Thursday, June 21, 2012

Day 21: Teach us to Pray, and Die, and Live

So chapter 11 begins with Jesus teaching his disciples the Lord's prayer.  (You may want to turn back to Matthew, chapter 6, for another version of this prayer.)  Only in Luke's Orderly Account, the disciples observe Jesus in prayer, and ask him, "Teach us to pray."

I love this.  (I think that I love the simple, but not easy, sentences in scripture, sentences like "Love your enemies."  "Pray without ceasing."  "Jesus wept.") 

Luke just keeps reminding us not only that Jesus saves, but that Jesus prays.  Afterwards, Jesus tells a story about a man who goes to his friend in the middle of the night begging for bread.  Even if the friend doesn't want to get up, the noise of his friend pleading from out in the courtyard where everyone can hear will finally convince him to get up and give him what he wants.   (This is another one of those stories unque to Luke.) 

If you remember Jesus saying really recently, "Whoever is not against us is for us" really recently, you might be surprised that now Jesus says that 'whoever is not for me is against me.'  However, this is a different situation, when Jesus himself is being accused of using the power of the devil to cast out demons.

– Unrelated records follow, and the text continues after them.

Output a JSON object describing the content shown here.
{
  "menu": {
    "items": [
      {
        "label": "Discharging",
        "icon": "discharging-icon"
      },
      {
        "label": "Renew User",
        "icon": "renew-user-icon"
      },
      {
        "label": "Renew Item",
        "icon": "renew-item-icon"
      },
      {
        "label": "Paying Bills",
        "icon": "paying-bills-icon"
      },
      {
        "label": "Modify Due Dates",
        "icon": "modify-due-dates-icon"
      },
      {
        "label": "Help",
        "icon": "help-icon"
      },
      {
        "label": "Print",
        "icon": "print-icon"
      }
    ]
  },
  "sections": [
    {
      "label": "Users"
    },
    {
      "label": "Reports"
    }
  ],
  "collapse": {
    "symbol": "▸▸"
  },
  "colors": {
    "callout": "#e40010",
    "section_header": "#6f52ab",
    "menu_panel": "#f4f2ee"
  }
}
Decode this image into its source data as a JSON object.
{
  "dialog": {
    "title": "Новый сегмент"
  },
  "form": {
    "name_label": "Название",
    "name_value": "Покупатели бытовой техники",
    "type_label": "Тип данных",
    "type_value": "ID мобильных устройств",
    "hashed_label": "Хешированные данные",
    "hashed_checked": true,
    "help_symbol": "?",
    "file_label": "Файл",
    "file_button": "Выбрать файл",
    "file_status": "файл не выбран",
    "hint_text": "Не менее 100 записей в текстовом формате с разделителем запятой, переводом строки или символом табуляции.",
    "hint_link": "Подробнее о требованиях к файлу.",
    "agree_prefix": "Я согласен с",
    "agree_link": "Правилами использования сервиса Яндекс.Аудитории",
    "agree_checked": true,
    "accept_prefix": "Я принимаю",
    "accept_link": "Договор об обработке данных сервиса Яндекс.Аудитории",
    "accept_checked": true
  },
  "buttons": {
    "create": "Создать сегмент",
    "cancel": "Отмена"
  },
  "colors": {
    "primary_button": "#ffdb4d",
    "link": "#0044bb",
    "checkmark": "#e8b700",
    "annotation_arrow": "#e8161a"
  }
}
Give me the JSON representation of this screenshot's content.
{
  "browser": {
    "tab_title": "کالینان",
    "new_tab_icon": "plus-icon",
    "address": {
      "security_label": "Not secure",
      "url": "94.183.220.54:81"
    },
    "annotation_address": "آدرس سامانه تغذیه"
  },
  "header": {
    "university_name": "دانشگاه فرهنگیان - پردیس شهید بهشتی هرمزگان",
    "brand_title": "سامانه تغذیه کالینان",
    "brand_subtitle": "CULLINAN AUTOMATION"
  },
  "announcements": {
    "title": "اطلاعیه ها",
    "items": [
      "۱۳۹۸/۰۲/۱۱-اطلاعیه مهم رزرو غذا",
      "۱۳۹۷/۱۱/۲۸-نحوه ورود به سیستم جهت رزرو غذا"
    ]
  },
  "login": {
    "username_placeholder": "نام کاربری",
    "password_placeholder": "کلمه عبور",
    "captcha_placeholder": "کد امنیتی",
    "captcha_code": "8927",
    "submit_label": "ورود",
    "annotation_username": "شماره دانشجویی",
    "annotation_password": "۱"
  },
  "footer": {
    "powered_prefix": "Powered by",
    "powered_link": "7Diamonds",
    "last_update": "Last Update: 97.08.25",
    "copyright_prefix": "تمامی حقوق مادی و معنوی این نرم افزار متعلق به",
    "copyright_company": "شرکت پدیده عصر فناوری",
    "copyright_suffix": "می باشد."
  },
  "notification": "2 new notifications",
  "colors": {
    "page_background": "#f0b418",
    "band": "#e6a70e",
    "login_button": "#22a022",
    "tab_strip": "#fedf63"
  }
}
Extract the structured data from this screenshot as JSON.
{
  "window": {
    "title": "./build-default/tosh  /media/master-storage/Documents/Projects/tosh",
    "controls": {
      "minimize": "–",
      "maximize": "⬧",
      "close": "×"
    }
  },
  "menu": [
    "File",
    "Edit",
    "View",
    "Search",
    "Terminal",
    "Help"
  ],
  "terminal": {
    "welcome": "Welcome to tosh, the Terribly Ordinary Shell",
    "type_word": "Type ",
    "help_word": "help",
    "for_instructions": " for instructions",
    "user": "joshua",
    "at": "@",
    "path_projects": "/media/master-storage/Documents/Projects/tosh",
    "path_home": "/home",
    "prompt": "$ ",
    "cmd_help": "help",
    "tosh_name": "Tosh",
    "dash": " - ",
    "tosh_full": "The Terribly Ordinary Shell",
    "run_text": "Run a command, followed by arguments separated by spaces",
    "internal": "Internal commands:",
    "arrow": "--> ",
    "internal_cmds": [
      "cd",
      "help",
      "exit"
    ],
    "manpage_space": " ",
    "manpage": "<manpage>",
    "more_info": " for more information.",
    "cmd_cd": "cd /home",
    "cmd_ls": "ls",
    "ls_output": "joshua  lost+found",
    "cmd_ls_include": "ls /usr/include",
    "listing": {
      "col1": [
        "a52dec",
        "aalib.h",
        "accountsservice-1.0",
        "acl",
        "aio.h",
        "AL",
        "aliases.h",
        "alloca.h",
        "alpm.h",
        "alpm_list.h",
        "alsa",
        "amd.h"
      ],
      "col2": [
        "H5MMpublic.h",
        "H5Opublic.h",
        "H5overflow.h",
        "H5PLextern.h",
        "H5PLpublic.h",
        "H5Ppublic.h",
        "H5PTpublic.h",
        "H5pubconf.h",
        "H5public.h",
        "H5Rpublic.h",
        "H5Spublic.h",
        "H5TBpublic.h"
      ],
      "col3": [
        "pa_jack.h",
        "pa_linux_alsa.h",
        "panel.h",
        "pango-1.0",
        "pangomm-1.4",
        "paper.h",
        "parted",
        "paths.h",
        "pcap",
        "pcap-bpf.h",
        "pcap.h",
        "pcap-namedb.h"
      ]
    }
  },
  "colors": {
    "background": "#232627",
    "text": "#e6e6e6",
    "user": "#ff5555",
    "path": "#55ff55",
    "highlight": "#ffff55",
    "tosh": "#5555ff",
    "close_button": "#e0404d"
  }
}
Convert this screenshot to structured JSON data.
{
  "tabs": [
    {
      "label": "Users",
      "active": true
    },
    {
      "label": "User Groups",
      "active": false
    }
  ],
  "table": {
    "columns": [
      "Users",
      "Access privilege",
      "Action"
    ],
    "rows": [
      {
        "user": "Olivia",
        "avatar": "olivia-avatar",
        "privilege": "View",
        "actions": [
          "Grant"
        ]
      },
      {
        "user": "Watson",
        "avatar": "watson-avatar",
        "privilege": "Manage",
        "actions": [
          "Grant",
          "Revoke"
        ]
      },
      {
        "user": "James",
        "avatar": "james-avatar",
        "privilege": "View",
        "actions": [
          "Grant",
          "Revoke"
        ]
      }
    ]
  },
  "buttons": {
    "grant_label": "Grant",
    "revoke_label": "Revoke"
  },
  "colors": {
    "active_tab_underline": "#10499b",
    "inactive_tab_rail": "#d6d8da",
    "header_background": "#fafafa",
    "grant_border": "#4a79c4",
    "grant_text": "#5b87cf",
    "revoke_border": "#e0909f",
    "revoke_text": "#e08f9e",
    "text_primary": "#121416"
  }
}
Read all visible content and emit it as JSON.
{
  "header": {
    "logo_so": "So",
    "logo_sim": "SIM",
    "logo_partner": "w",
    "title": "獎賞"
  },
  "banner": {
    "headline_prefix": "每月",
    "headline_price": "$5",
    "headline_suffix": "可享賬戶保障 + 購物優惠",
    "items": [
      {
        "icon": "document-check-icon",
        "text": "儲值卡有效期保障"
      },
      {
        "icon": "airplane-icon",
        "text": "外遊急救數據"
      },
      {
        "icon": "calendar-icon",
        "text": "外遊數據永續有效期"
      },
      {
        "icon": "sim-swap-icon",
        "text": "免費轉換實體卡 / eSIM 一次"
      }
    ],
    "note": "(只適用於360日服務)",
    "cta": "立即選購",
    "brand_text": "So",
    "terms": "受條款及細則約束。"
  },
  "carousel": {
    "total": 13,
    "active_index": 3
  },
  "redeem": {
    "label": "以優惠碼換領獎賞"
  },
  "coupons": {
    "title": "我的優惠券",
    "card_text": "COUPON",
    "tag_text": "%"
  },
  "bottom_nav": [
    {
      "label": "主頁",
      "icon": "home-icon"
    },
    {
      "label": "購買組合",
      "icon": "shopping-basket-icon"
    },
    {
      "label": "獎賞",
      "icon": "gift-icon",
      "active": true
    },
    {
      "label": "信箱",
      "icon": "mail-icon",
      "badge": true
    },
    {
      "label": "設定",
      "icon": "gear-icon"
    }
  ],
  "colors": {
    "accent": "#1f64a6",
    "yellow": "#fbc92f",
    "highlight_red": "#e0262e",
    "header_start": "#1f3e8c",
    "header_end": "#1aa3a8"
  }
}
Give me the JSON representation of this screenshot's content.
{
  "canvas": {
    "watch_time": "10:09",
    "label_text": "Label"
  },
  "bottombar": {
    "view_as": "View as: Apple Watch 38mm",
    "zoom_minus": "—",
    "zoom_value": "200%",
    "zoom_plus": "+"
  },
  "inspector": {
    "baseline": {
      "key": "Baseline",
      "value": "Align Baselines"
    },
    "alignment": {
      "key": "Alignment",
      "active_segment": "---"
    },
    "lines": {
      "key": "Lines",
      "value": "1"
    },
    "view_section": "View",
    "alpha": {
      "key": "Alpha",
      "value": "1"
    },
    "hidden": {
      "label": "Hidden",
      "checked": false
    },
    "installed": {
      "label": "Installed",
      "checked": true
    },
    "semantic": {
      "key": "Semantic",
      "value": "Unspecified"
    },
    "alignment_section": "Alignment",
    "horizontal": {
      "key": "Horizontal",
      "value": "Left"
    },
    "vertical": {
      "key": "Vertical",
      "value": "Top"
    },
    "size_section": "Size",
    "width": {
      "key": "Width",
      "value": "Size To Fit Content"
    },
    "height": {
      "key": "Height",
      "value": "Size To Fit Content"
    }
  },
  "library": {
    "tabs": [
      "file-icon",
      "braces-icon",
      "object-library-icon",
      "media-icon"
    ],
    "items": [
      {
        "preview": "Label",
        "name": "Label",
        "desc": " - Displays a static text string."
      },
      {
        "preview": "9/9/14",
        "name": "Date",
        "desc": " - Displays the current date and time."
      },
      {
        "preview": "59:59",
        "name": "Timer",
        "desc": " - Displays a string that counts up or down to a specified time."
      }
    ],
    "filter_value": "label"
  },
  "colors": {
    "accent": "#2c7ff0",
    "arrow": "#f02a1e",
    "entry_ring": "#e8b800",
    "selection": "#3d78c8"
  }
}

Jesus speaks out against the Pharisees here in Luke, but it doesn't seem quite as over-the-top as in Matthew somehow.  And please note, that at the end of chapter 13, it is some of the Pharisees who warn Jesus about Herod. 

It's interesting to me that Jesus places the warning about the unforgivable sin in this section of Luke, in the middle of his warnings about persecution, and at the same time as he assures his disciples that, when persecution comes, the Holy Spirit will give them the words to speak.

Another parable that only Luke tells is the one about the man with many barns, who accumulates a lot of "stuff" and then finds out it won't help him in the world to come.  Afterwards, is the familiar teaching about the birds of the air and the flowers of the field.

And in chapter 13, the story of the  bent-over woman (another healing on the Sabbath) only Luke tells.

The fig tree parable might sound familiar from Mark, but notice that in Luke, Jesus is willing to give it another year to bear fruit.

I also like the story about the faithful servants who the master finds hard at work.  Did you notice that in the end, the master will serve them?

What are some of the details and the larger themes that you are noticing in Luke?